Backcountry Skiing: 10% Skiing, 90% Everything Else
I've been trying to get out more for day tours to get used to skinning and skiing with a pack on so I headed over to Snoqualmie Pass the last two Sundays to get some practice in.
On the first Sunday, Weston and I headed over to Alpental, intending on trekking to Source Lake then up to Pineapple Pass. The trail to Source Lake was mostly narrow with packed in snow and not too many switchbacks or big climbs. There were, however, several dips in the trail where I would skin downhill and inevitably get the tip of my skis stuck on the uphill and be not-so-gracefully pitched over, face first into the snow. (Note to self: stop leaning forward).
We got up a hundred feet or so above Source Lake before deciding to turn back for some inbounds turns at Alpental. The ski back on the narrow packed in trail was interesting. It consisted of lots of sidestepping when we stopped momentum to pass by snowshoers and me spending time getting acquainted with the heavy snow after getting a ski stuck and subsequently popped off in a particularly deep drift and attempting to put it back on facing the wrong direction while staying out of the way of the too-narrow trail. Making precise turns inbounds later in the afternoon proved to be a breeze after skiing the narrow trail.
The following Sunday was a high avy condition day, so Tony and I played it very conservatively by sticking to Gold Creek Trail, a very flat trail below the treeline also in the Snoqualmie Pass area. This trail was definitely catered more towards cross country skiing, but we had a go at it anyways.
While there had been new snow, it wasn't quite enough to fill in the creeks. After just over 3 miles in, I was pretty over the creek crossings and there was no end to those in sight so we had a quick lunch break and turned back around. There were really no slopes so I skinned most of the way back, save for a brief 10 minutes or so where I tore off the skins and attempted to ski, then ski with a free heel (thinking that it would be easier to move on flat ground with heels free), then giving up and putting the skins back on again! Round-trip we did about 30 creek crossings total.

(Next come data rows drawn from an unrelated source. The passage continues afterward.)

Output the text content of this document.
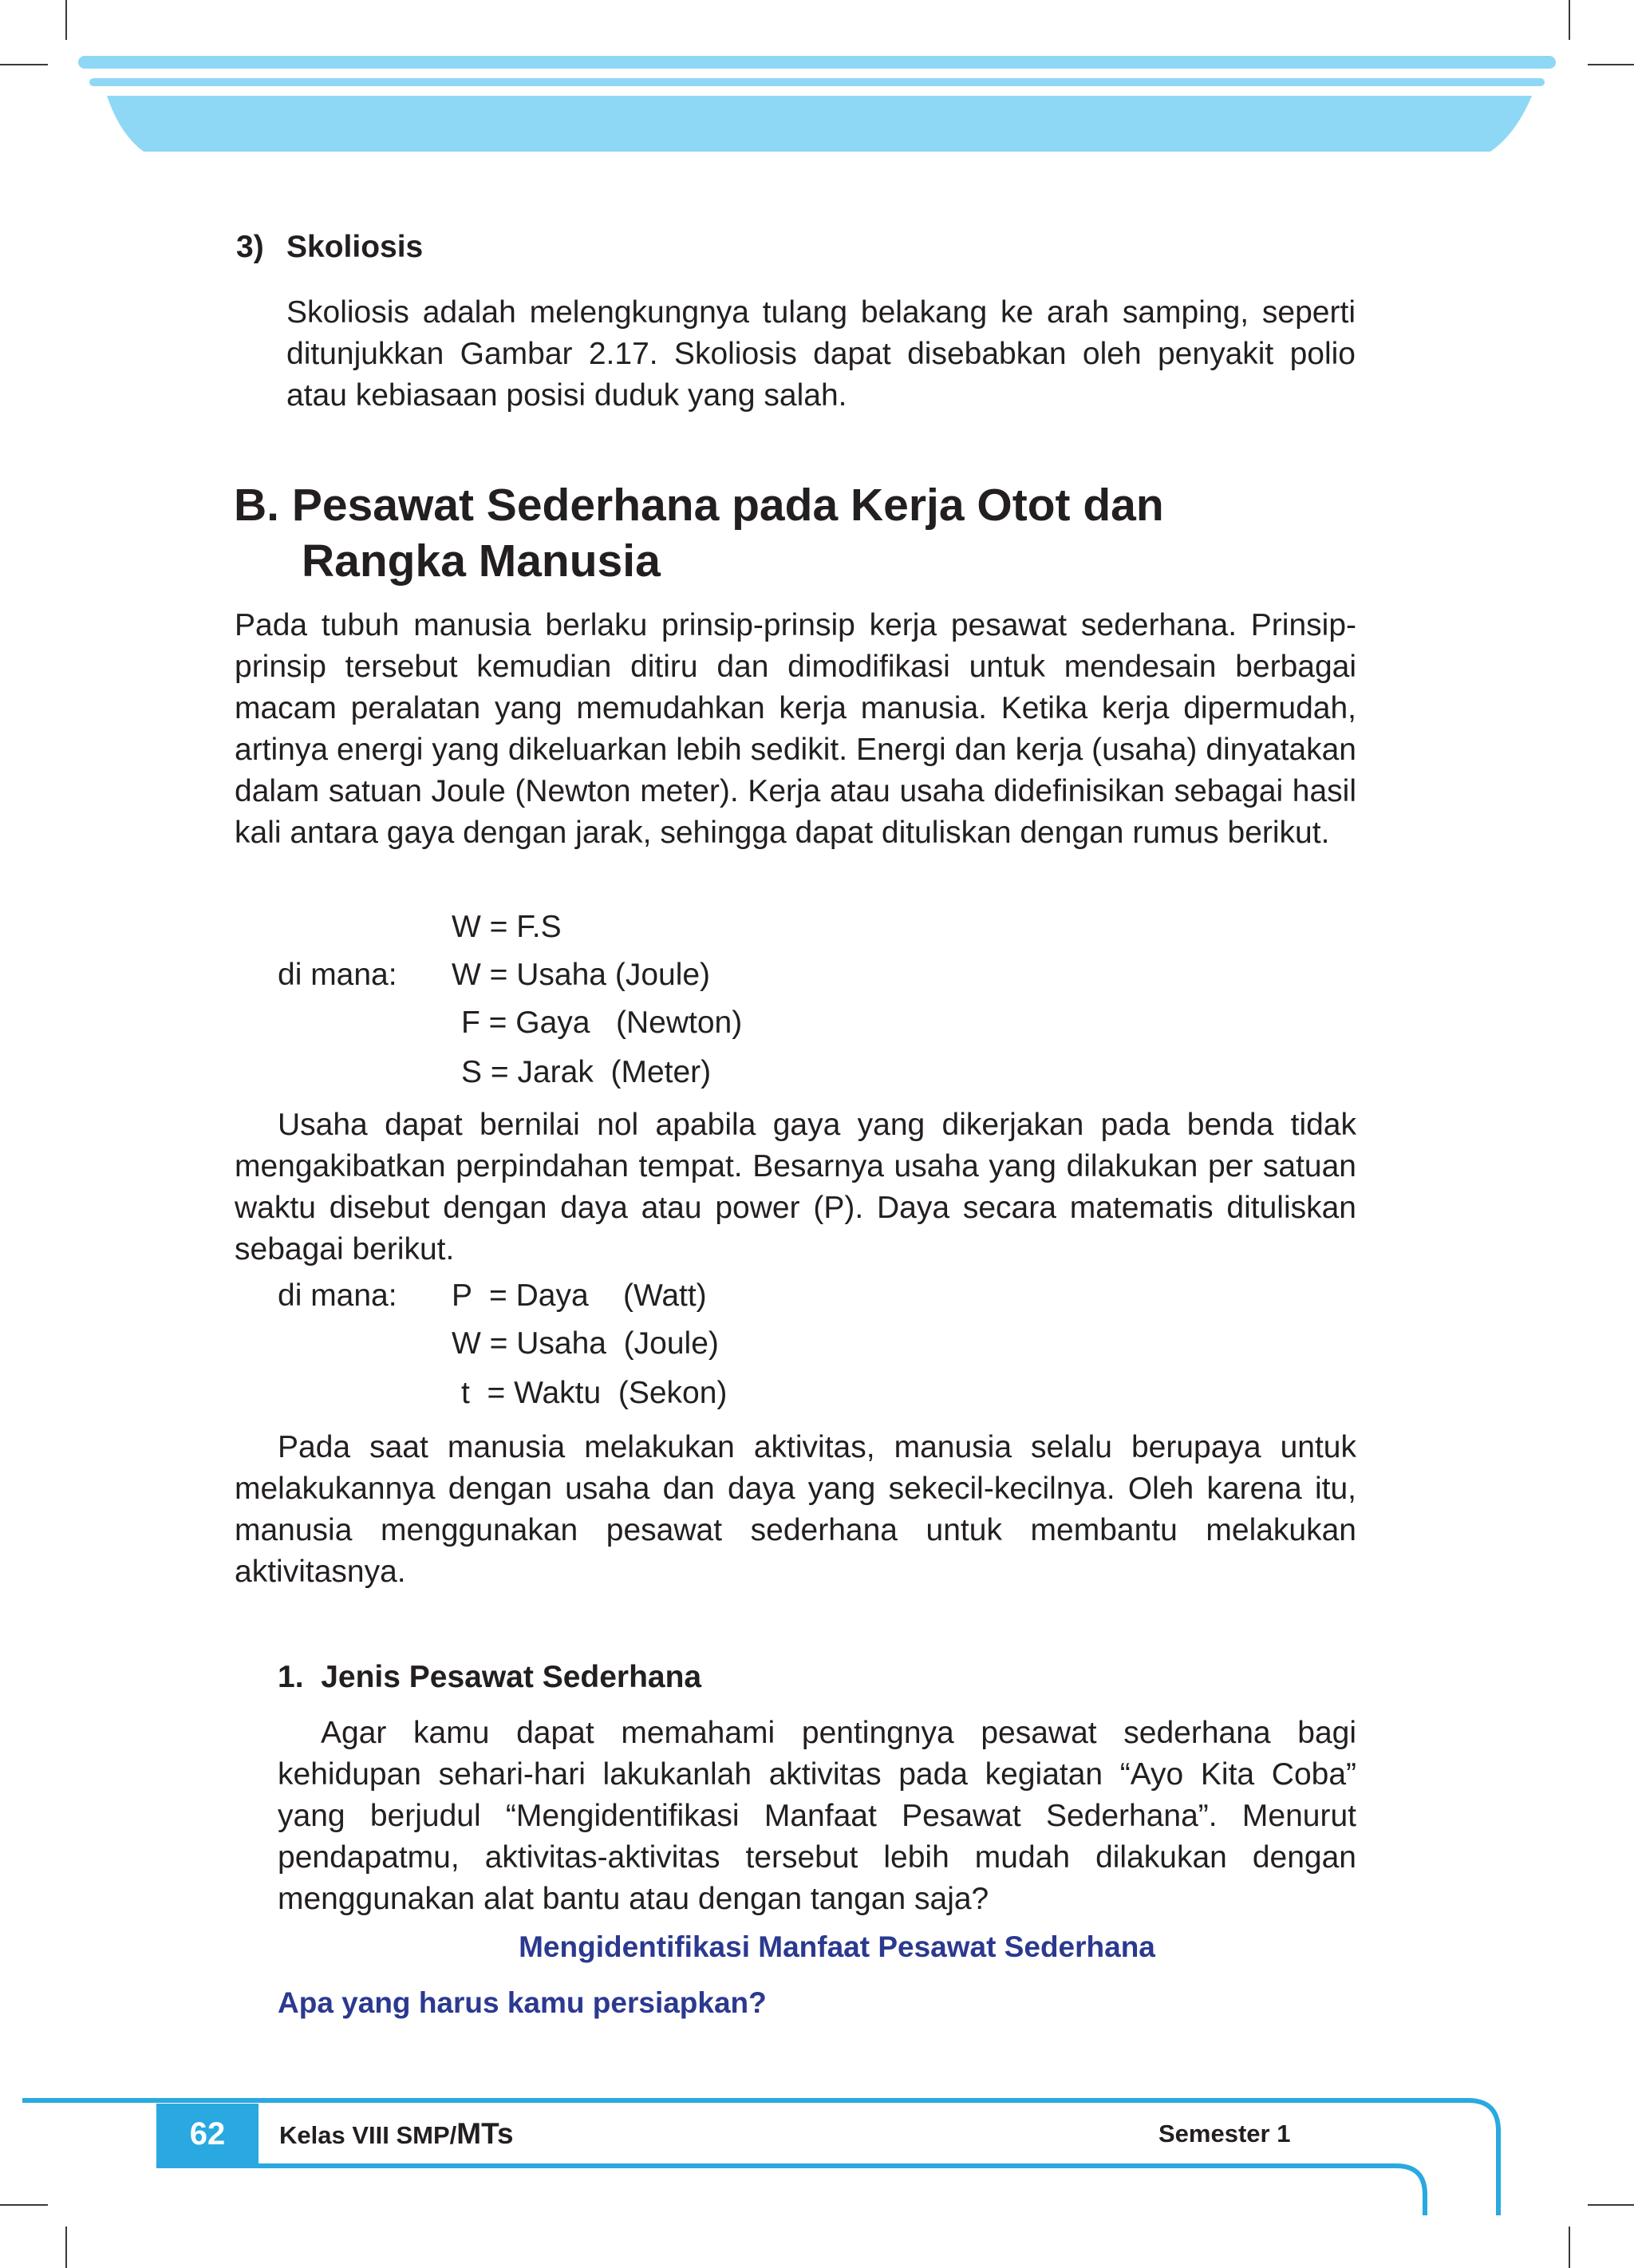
3) Skoliosis

Skoliosis adalah melengkungnya tulang belakang ke arah samping, seperti ditunjukkan Gambar 2.17. Skoliosis dapat disebabkan oleh penyakit polio atau kebiasaan posisi duduk yang salah.

B. Pesawat Sederhana pada Kerja Otot dan
Rangka Manusia

Pada tubuh manusia berlaku prinsip-prinsip kerja pesawat sederhana. Prinsip-prinsip tersebut kemudian ditiru dan dimodifikasi untuk mendesain berbagai macam peralatan yang memudahkan kerja manusia. Ketika kerja dipermudah, artinya energi yang dikeluarkan lebih sedikit. Energi dan kerja (usaha) dinyatakan dalam satuan Joule (Newton meter). Kerja atau usaha didefinisikan sebagai hasil kali antara gaya dengan jarak, sehingga dapat dituliskan dengan rumus berikut.

W = F.S
di mana: W = Usaha (Joule)
F = Gaya   (Newton)
S = Jarak  (Meter)

Usaha dapat bernilai nol apabila gaya yang dikerjakan pada benda tidak mengakibatkan perpindahan tempat. Besarnya usaha yang dilakukan per satuan waktu disebut dengan daya atau power (P). Daya secara matematis dituliskan sebagai berikut.

di mana: P  = Daya    (Watt)
W = Usaha  (Joule)
t  = Waktu  (Sekon)

Pada saat manusia melakukan aktivitas, manusia selalu berupaya untuk melakukannya dengan usaha dan daya yang sekecil-kecilnya. Oleh karena itu, manusia menggunakan pesawat sederhana untuk membantu melakukan aktivitasnya.

1.  Jenis Pesawat Sederhana

Agar kamu dapat memahami pentingnya pesawat sederhana bagi kehidupan sehari-hari lakukanlah aktivitas pada kegiatan “Ayo Kita Coba” yang berjudul “Mengidentifikasi Manfaat Pesawat Sederhana”. Menurut pendapatmu, aktivitas-aktivitas tersebut lebih mudah dilakukan dengan menggunakan alat bantu atau dengan tangan saja?

Mengidentifikasi Manfaat Pesawat Sederhana
Apa yang harus kamu persiapkan?
62	Kelas VIII SMP/MTs	Semester 1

So pretty much I've learned that I need to learn to ski through trees. And that backcountry skiing is like 90% hiking, bushwhacking, sidestepping, booting, and probably 10% actually skiing. And sometimes 0% actually skiing. And to learn to enjoy the process of skinning because sometimes, that's all you're gonna get in a tour. And that good touring partners are key to a great time no matter what!